PhysX and Flow GPU Source Code Now Available

Maybe with a compatibility layer, like Proton. A contributor to dxvk-nvapi, an API that provides Proton with the ability to use AMD technologies like DLSS, Physx, Reflex, etc.

Actually there kinda already is part of that. FakeMichaus FakeNVAPI is included in OptiScaler allows to turn Reflex into LatencyFlex or AMD Anti-Lag
 
Now I noticed that my comment was half-finished. What was missing was to say that a contributor to dxkv-nvapi said that perhaps Proton could, in theory, get around this Physx issue.
 
I wouldn't really compare publically available modern gfx APIs (which are very much still designed around multiple hardware vendors) to a singular vendor compute-centric API like CUDA (doesn't really expose fixed function HW too) in terms of potential surface area with respect to buggy implementations ...

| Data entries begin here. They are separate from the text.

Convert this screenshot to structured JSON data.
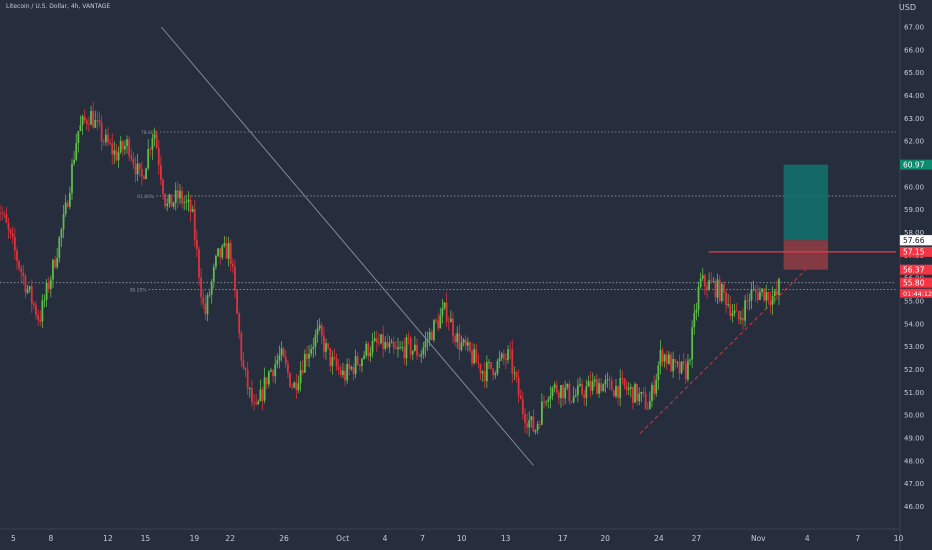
{
  "header": {
    "symbol_text": "Litecoin / U.S. Dollar, 4h, VANTAGE",
    "currency": "USD"
  },
  "colors": {
    "background": "#262d3c",
    "up": "#5fbd4a",
    "down": "#e0323c",
    "text": "#c8ccd6",
    "grid_dotted": "#aab0bd",
    "trend_line": "#8b93a3",
    "target_zone": "#13706d",
    "stop_zone": "#8e3c42",
    "entry_line": "#f23645",
    "label_red": "#f23645",
    "label_green": "#0e8a6e",
    "label_white": "#ffffff"
  },
  "chart_data": {
    "type": "candlestick",
    "title": "Litecoin / U.S. Dollar, 4h, VANTAGE",
    "ylabel": "USD",
    "ylim": [
      45.1,
      67.7
    ],
    "y_ticks": [
      "46.00",
      "47.00",
      "48.00",
      "49.00",
      "50.00",
      "51.00",
      "52.00",
      "53.00",
      "54.00",
      "55.00",
      "56.00",
      "57.00",
      "58.00",
      "59.00",
      "60.00",
      "61.00",
      "62.00",
      "63.00",
      "64.00",
      "65.00",
      "66.00",
      "67.00"
    ],
    "x_ticks": [
      "5",
      "8",
      "12",
      "15",
      "19",
      "22",
      "26",
      "Oct",
      "4",
      "7",
      "10",
      "13",
      "17",
      "20",
      "24",
      "27",
      "Nov",
      "4",
      "7",
      "10"
    ],
    "bars_per_day": 6,
    "price_path": [
      [
        -1,
        59.8
      ],
      [
        0,
        58.9
      ],
      [
        2,
        55.6
      ],
      [
        3,
        54.2
      ],
      [
        4,
        56.3
      ],
      [
        5,
        58.7
      ],
      [
        6,
        62.4
      ],
      [
        7,
        63.2
      ],
      [
        8,
        62.1
      ],
      [
        9,
        61.4
      ],
      [
        10,
        61.9
      ],
      [
        11,
        60.2
      ],
      [
        12,
        62.6
      ],
      [
        13,
        59.1
      ],
      [
        14,
        59.6
      ],
      [
        15,
        58.9
      ],
      [
        16,
        54.3
      ],
      [
        17,
        56.9
      ],
      [
        18,
        57.3
      ],
      [
        19,
        52.1
      ],
      [
        20,
        50.0
      ],
      [
        21,
        51.8
      ],
      [
        22,
        52.6
      ],
      [
        23,
        51.2
      ],
      [
        24,
        52.7
      ],
      [
        25,
        53.6
      ],
      [
        26,
        52.3
      ],
      [
        27,
        51.7
      ],
      [
        28,
        52.3
      ],
      [
        29,
        53.0
      ],
      [
        30,
        53.1
      ],
      [
        31,
        52.7
      ],
      [
        32,
        53.0
      ],
      [
        33,
        52.7
      ],
      [
        34,
        53.8
      ],
      [
        35,
        54.6
      ],
      [
        36,
        53.2
      ],
      [
        37,
        52.6
      ],
      [
        38,
        51.9
      ],
      [
        39,
        52.2
      ],
      [
        40,
        52.6
      ],
      [
        41,
        50.3
      ],
      [
        42,
        49.3
      ],
      [
        43,
        51.1
      ],
      [
        44,
        51.2
      ],
      [
        45,
        50.8
      ],
      [
        46,
        51.1
      ],
      [
        47,
        51.4
      ],
      [
        48,
        51.2
      ],
      [
        49,
        51.2
      ],
      [
        50,
        50.9
      ],
      [
        51,
        50.4
      ],
      [
        52,
        52.8
      ],
      [
        53,
        52.0
      ],
      [
        54,
        51.9
      ],
      [
        55,
        55.8
      ],
      [
        56,
        55.7
      ],
      [
        57,
        55.2
      ],
      [
        58,
        54.1
      ],
      [
        59,
        55.3
      ],
      [
        60,
        55.4
      ],
      [
        61,
        55.1
      ],
      [
        61.3,
        55.8
      ]
    ],
    "price_labels": [
      {
        "text": "60.97",
        "value": 60.97,
        "style": "green"
      },
      {
        "text": "57.66",
        "value": 57.66,
        "style": "white"
      },
      {
        "text": "57.15",
        "value": 57.15,
        "style": "red"
      },
      {
        "text": "56.37",
        "value": 56.37,
        "style": "red"
      },
      {
        "text": "55.80",
        "value": 55.8,
        "style": "red"
      },
      {
        "text": "01:44:12",
        "value": 55.34,
        "style": "red_small"
      }
    ],
    "fib_levels": [
      {
        "label": "78.60%",
        "value": 62.4,
        "from_day": 12.5
      },
      {
        "label": "61.80%",
        "value": 59.6,
        "from_day": 12.2
      },
      {
        "label": "38.20%",
        "value": 55.5,
        "from_day": 11.6
      }
    ],
    "current_price_line": 55.8,
    "trend_line": {
      "from": [
        12.6,
        67.0
      ],
      "to": [
        41.9,
        47.8
      ]
    },
    "support_line": {
      "from": [
        50.3,
        49.2
      ],
      "to": [
        63.4,
        56.4
      ]
    },
    "entry_line": {
      "value": 57.15,
      "from_day": 55.7
    },
    "position": {
      "from_day": 61.6,
      "to_day": 65.1,
      "target": 60.97,
      "entry": 57.66,
      "stop": 56.37
    }
  }
}
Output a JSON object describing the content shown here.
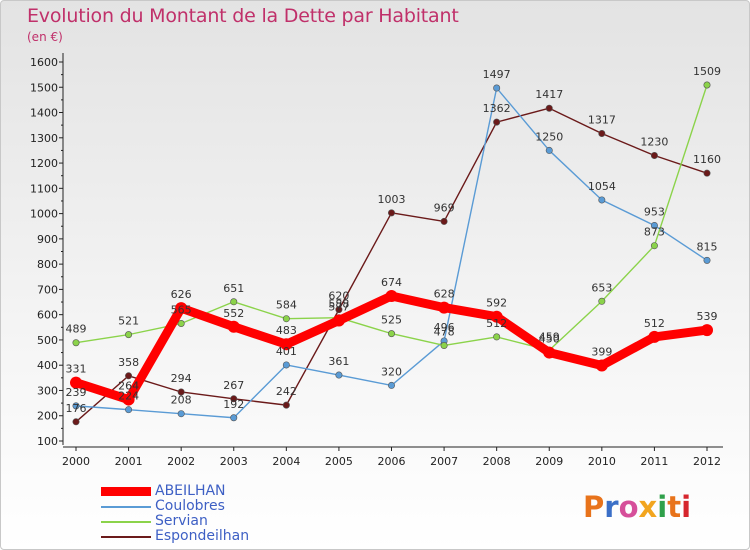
{
  "header": {
    "title": "Evolution du Montant de la Dette par Habitant",
    "subtitle": "(en €)"
  },
  "logo": {
    "text": "Proxiti",
    "colors": [
      "#e8731b",
      "#3b6fc7",
      "#d64f9a",
      "#f2a51f",
      "#2fa04a",
      "#e8731b",
      "#d6262d"
    ]
  },
  "chart_data": {
    "type": "line",
    "x": [
      2000,
      2001,
      2002,
      2003,
      2004,
      2005,
      2006,
      2007,
      2008,
      2009,
      2010,
      2011,
      2012
    ],
    "ylim": [
      100,
      1600
    ],
    "yticks": [
      100,
      200,
      300,
      400,
      500,
      600,
      700,
      800,
      900,
      1000,
      1100,
      1200,
      1300,
      1400,
      1500,
      1600
    ],
    "grid": false,
    "legend_position": "bottom-left",
    "series": [
      {
        "name": "ABEILHAN",
        "color": "#ff0000",
        "values": [
          331,
          264,
          626,
          552,
          483,
          577,
          674,
          628,
          592,
          450,
          399,
          512,
          539
        ]
      },
      {
        "name": "Coulobres",
        "color": "#5a9bd5",
        "values": [
          239,
          224,
          208,
          192,
          401,
          361,
          320,
          496,
          1497,
          1250,
          1054,
          953,
          815
        ]
      },
      {
        "name": "Servian",
        "color": "#8bd34a",
        "values": [
          489,
          521,
          565,
          651,
          584,
          588,
          525,
          478,
          512,
          459,
          653,
          873,
          1509
        ]
      },
      {
        "name": "Espondeilhan",
        "color": "#6b1a1a",
        "values": [
          176,
          358,
          294,
          267,
          242,
          620,
          1003,
          969,
          1362,
          1417,
          1317,
          1230,
          1160
        ]
      }
    ]
  }
}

We’re discussing a potential DirectCompute implementation which is no more vendor centric than DirectX. My comparison was to the significant per-application tuning that’s done for DirectX applications. DirectX is also a higher level API than DirectCompute and therefore has a higher surface area for optimization and/or bugs.

When gameplay code and physics code are heavily interwined between each other, any driver bugs can become a much more invasive showstopper to shipping your game on more device configurations.

Sure but it doesn’t need to start there. There are tons of ornamental effects that can run decoupled from gameplay.
 
We’re discussing a potential DirectCompute implementation which is no more vendor centric than DirectX. My comparison was to the significant per-application tuning that’s done for DirectX applications. DirectX is also a higher level API than DirectCompute and therefore has a higher surface area for optimization and/or bugs.



Sure but it doesn’t need to start there. There are tons of ornamental effects that can run decoupled from gameplay.
A 'supplemental' GPU-based physics library could be viably considered if we're just sticking to Direct3D/consoles but how much customer interest would there be for such a self-contained solution that won't affect the game design ? PhysX had tons of non-trivial integration issues that stopped it's GPU implementation from being widely supported even just for purely visual/simulation effects because there still HAD to be SOME interaction/invasion (particle/body collision & vector force fields) with the in-game world to get convincing results ...
 
HWRT might increase interest in GPU physics. There's a lot of ray casting against bounding boxes, spheres, and capsules in physics engines, with HWRT you can trace rays against the actual full-detail meshes instead of proxy geometry. Doom: TDA is using it for hit detection.